(Originally posted on the Solar Tribune)
For the first century or so of the utility industry’s life, things were slow to change and the status quo helped to prop up the prosperity of the business. Each home would have a single utility option available to them in a regulated market, and the relationship between utility and customer was basic: the utility deliveries power and fixes the occasional outage, while the customer pays their bill once per month. In recent decades, though, policy and regulations have been pushing back that perhaps the status quo model of the energy market is not the most efficient on the basis of costs to the customer, growth of new technology, and the implementation of climate-focused signals. As such, certain policies targeting these long-standing energy markets have taken center stage.

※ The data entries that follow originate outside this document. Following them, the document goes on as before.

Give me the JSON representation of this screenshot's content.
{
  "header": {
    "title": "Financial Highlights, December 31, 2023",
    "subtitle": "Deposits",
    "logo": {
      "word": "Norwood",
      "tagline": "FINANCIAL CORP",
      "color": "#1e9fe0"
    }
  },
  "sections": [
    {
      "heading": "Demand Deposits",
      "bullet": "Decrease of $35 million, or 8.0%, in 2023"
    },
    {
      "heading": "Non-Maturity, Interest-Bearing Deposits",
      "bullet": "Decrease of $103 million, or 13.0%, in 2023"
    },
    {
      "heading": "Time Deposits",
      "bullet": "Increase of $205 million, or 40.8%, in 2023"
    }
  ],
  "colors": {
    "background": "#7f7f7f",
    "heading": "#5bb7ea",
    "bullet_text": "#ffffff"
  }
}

Examples of some of these adjustments to energy markets that are in various stages of implementation already include the following:
What is it: Net metering, often a lightning rod for debate in the energy communities, is defined as a billing arrangement that compensates on-site producers of energy (such as customers with rooftop solar systems) for any excess generation that they do not use and instead export to the utility grid, though the level and format of the compensation vary by location.

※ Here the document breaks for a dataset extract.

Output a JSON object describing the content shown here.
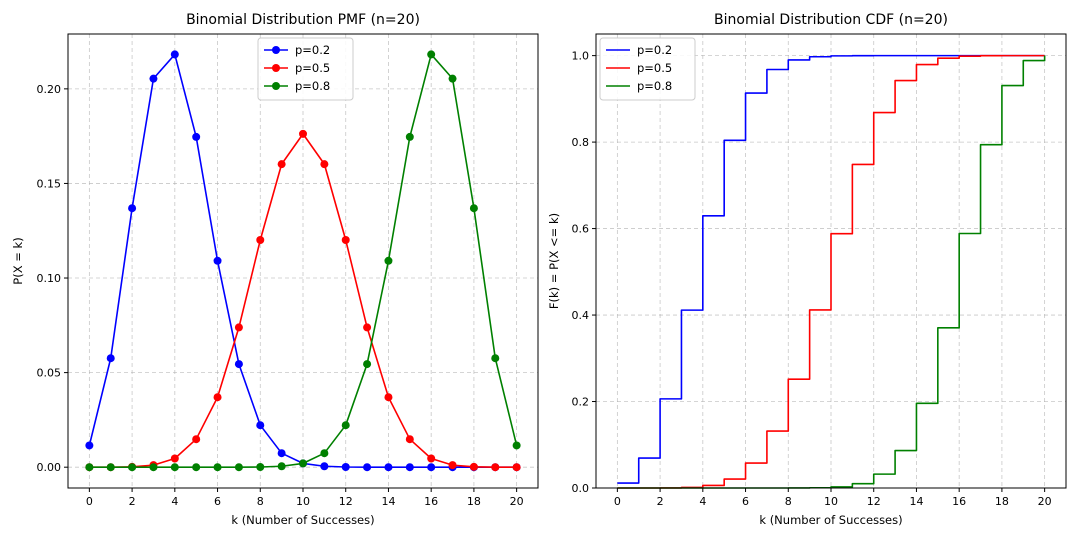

Is it enacted anywhere: According to the National Conference of State Legislatures, at least 17 states have authorized the use of net metering.
Dr. Stephan Singer, Senior Advisor Global Energy Policies at Climate Action Network International:
“There is no one size fits all solution. Approaches to policy and financing need to be tailor made depending on the regional, national, and local situation. And approaches need to be reliable and predictable for investors for planning security and a supportive infrastructure such as with net metering, storage and preferred grid access for renewables – may that be the individual houseowner that puts solar on his roof or the utility scale investment by larger corporates.”